Assessment Process for Adopters to be Reformed

The following item was supplied to us by the Department for Education. The Government has announced that the assessment process for prospective adopters is to be overhauled. Children’s Minister Tim Loughton has asked a group of experts to draw up a new process to recruit, train and assess people as adoptive parents.

The current system is slow and unnecessarily bureaucratic. Potentially suitable adopters are often turned away because they may not be the right ethnic match, may be overweight or may have smoked. Adoptive parents can wait up to a year or more to be approved, which leaves thousands of children in care waiting months, and even years, for a family.

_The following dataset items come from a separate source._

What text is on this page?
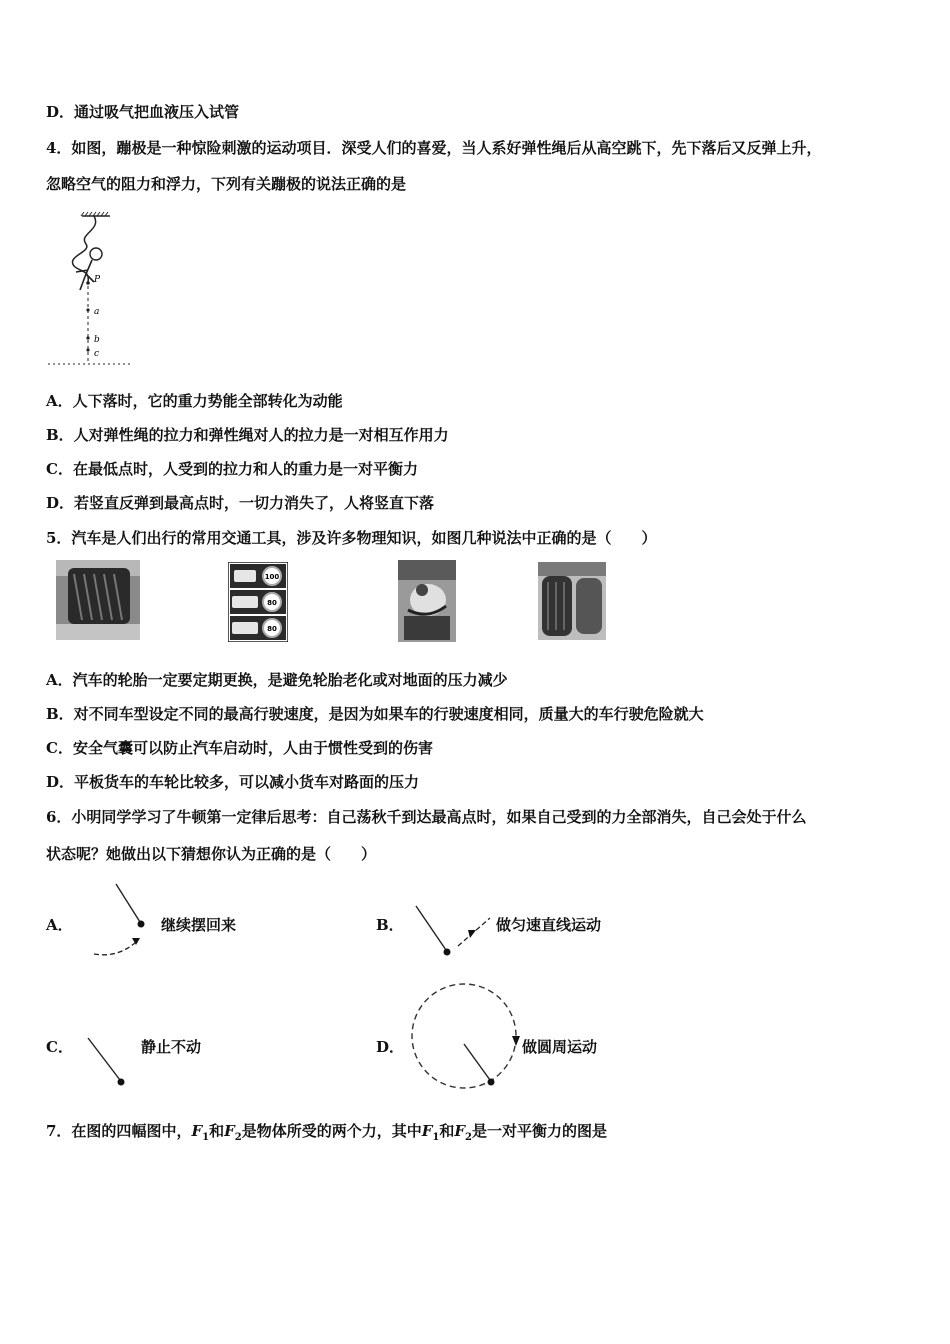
D．通过吸气把血液压入试管
4．如图，蹦极是一种惊险刺激的运动项目．深受人们的喜爱，当人系好弹性绳后从高空跳下，先下落后又反弹上升，
忽略空气的阻力和浮力，下列有关蹦极的说法正确的是
P
a
b
c
A．人下落时，它的重力势能全部转化为动能
B．人对弹性绳的拉力和弹性绳对人的拉力是一对相互作用力
C．在最低点时，人受到的拉力和人的重力是一对平衡力
D．若竖直反弹到最高点时，一切力消失了，人将竖直下落
5．汽车是人们出行的常用交通工具，涉及许多物理知识，如图几种说法中正确的是（　　）
100
80
80
A．汽车的轮胎一定要定期更换，是避免轮胎老化或对地面的压力减少
B．对不同车型设定不同的最高行驶速度，是因为如果车的行驶速度相同，质量大的车行驶危险就大
C．安全气囊可以防止汽车启动时，人由于惯性受到的伤害
D．平板货车的车轮比较多，可以减小货车对路面的压力
6．小明同学学习了牛顿第一定律后思考：自己荡秋千到达最高点时，如果自己受到的力全部消失，自己会处于什么
状态呢？她做出以下猜想你认为正确的是（　　）
A．	继续摆回来	B．	做匀速直线运动
C．	静止不动	D．	做圆周运动
7．在图的四幅图中，$F_1$和$F_2$是物体所受的两个力，其中$F_1$和$F_2$是一对平衡力的图是
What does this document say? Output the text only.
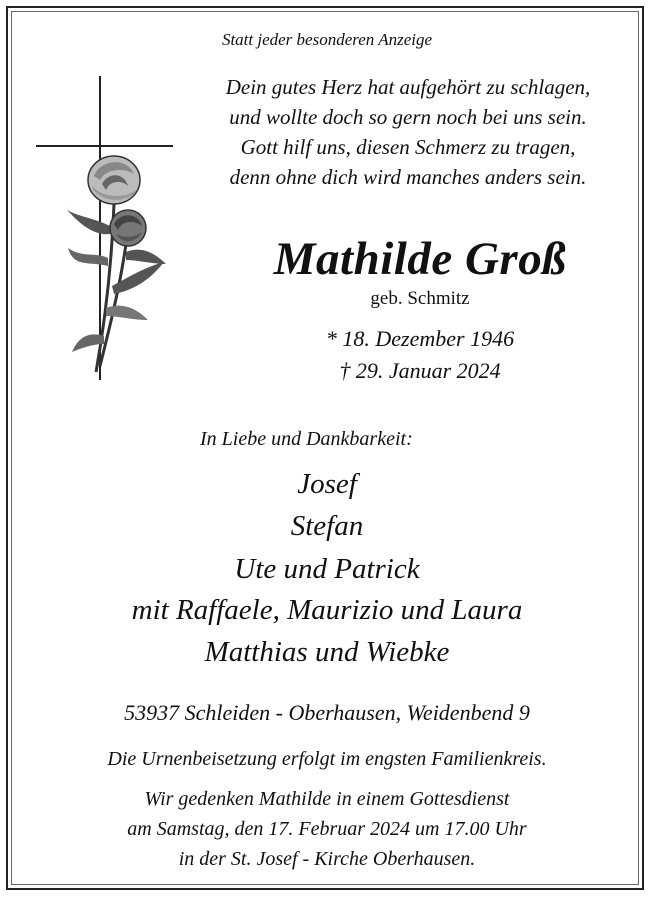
Statt jeder besonderen Anzeige
Dein gutes Herz hat aufgehört zu schlagen,
und wollte doch so gern noch bei uns sein.
Gott hilf uns, diesen Schmerz zu tragen,
denn ohne dich wird manches anders sein.
Mathilde Groß
geb. Schmitz
* 18. Dezember 1946
† 29. Januar 2024
In Liebe und Dankbarkeit:
Josef
Stefan
Ute und Patrick
mit Raffaele, Maurizio und Laura
Matthias und Wiebke
53937 Schleiden - Oberhausen, Weidenbend 9
Die Urnenbeisetzung erfolgt im engsten Familienkreis.
Wir gedenken Mathilde in einem Gottesdienst
am Samstag, den 17. Februar 2024 um 17.00 Uhr
in der St. Josef - Kirche Oberhausen.
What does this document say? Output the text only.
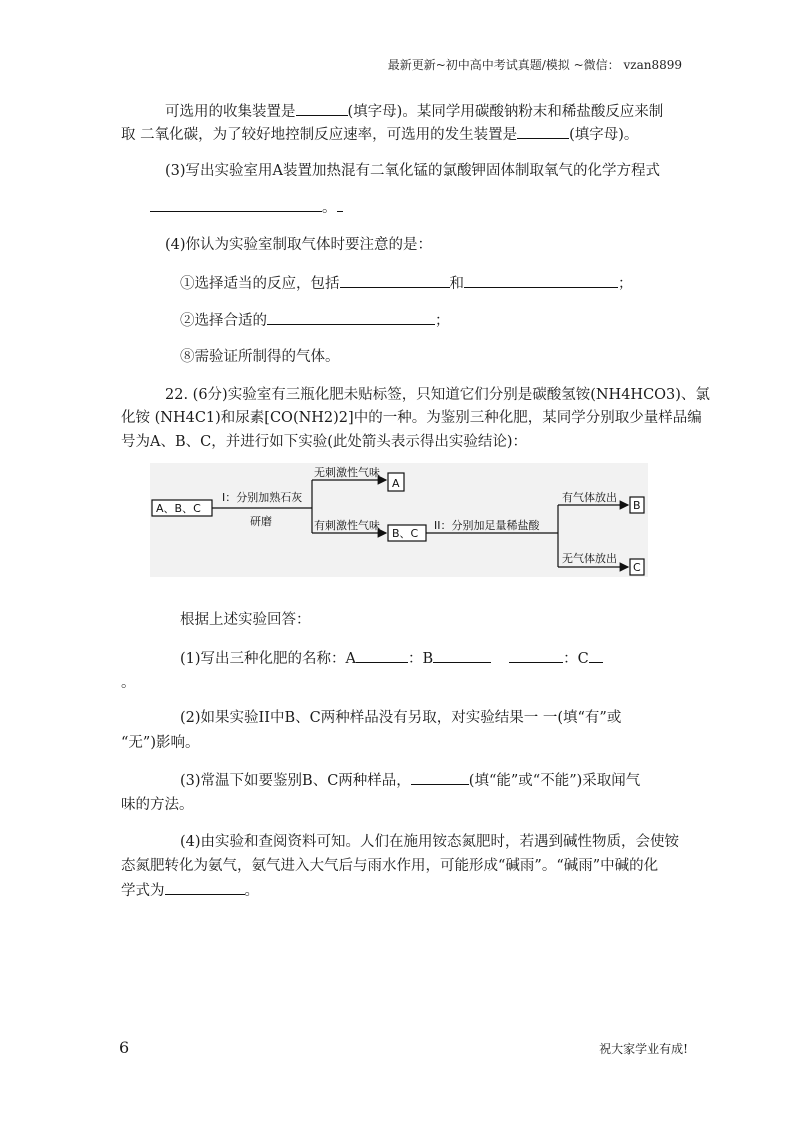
最新更新~初中高中考试真题/模拟 ~微信： vzan8899
可选用的收集装置是	(填字母)。某同学用碳酸钠粉末和稀盐酸反应来制
取 二氧化碳，为了较好地控制反应速率，可选用的发生装置是	(填字母)。
(3)写出实验室用A装置加热混有二氧化锰的氯酸钾固体制取氧气的化学方程式
。
(4)你认为实验室制取气体时要注意的是：
①选择适当的反应，包括	和	；
②选择合适的	；
⑧需验证所制得的气体。
22. (6分)实验室有三瓶化肥未贴标签，只知道它们分别是碳酸氢铵(NH4HCO3)、氯
化铵 (NH4C1)和尿素[CO(NH2)2]中的一种。为鉴别三种化肥，某同学分别取少量样品编
号为A、B、C，并进行如下实验(此处箭头表示得出实验结论)：
A、B、C
I：分别加熟石灰
研磨
无刺激性气味
A
有刺激性气味
B、C
II：分别加足量稀盐酸
有气体放出
B
无气体放出
C
根据上述实验回答：
(1)写出三种化肥的名称：A	：B	：C
。
(2)如果实验II中B、C两种样品没有另取，对实验结果一 一(填“有”或
“无”)影响。
(3)常温下如要鉴别B、C两种样品，	(填“能”或“不能”)采取闻气
味的方法。
(4)由实验和查阅资料可知。人们在施用铵态氮肥时，若遇到碱性物质，会使铵
态氮肥转化为氨气，氨气进入大气后与雨水作用，可能形成“碱雨”。“碱雨”中碱的化
学式为	。
6	祝大家学业有成!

The new expert panel is made up of representatives from across the adoption sector, including the Consortium of Voluntary Adoption Agencies, British Association of Adoption and Fostering, Adoption UK, and the Association of Directors of Children’s Services. The group will work with Martin Narey, the Government’s Adoption Adviser, and provide recommendations in March on a new, more efficient process to be introduced later in 2012.

The group has been asked to:

  • Consider arrangements for an improved recruitment process for adopters and ensure those who do come forward are not lost to the system.
  • Streamline the training and assessment process, building on existing good practice.
  • Remove bureaucracy and over-prescription regarding the information to be collected about prospective adopters.
  • Provide set timescales for training and assessing the suitability of adopters, along with a new national assessment form based on a concise but robust analysis of capacity to care for a child in need of adoption.
  • Suggest what, if any, new monitoring and evaluation mechanisms would need to be put in place to measure the success of the new system.

Tim Loughton said, “The assessment process for people wanting to adopt is painfully slow, repetitive and ineffective. Dedicated social workers are spending too long filling out forms instead of making sound, common-sense judgements about someone’s suitability to adopt. Children are waiting too long because we are losing many potentially suitable adoptive parents to a system which doesn’t welcome them and often turns them away at the door.

“I am determined to change this. I have this week set up a new expert group to look at radical reform of the assessment process. I want it to be quicker and more effective at approving adoptive parents and matching them with children. We cannot afford to sit back and lose potential adoptive parents when there are children who could benefit hugely from the loving home they can provide.

“In October, to mark National Adoption Week, the Prime Minister said he was determined to reduce the time it takes for a child to be placed with an adoptive family. On average, a child waits two years and seven months to be adopted. The Government is determined to reduce this significantly.”

Martin Narey said, “The more I have visited local authorities and voluntary adoption agencies over the last few months, and on Ministers’ behalf, the more exercised I have become about a parental assessment process which is not fit for purpose. It meanders along, it is failing to keep pace with the number of children cleared for adoption, and it drives many outstanding couples to adopt from abroad. I am simply delighted that the Children’s Minister has decided to set it aside and start again.

“This is a significant moment. We made the system work more quickly in the past and have increased adoptions, only for numbers to fall back again. But this will, I believe, ensure a permanent increase.”

The Government is working on a wider programme of reform to overhaul the adoption and care system. More details will be set out in the New Year on the proposals for improving the system.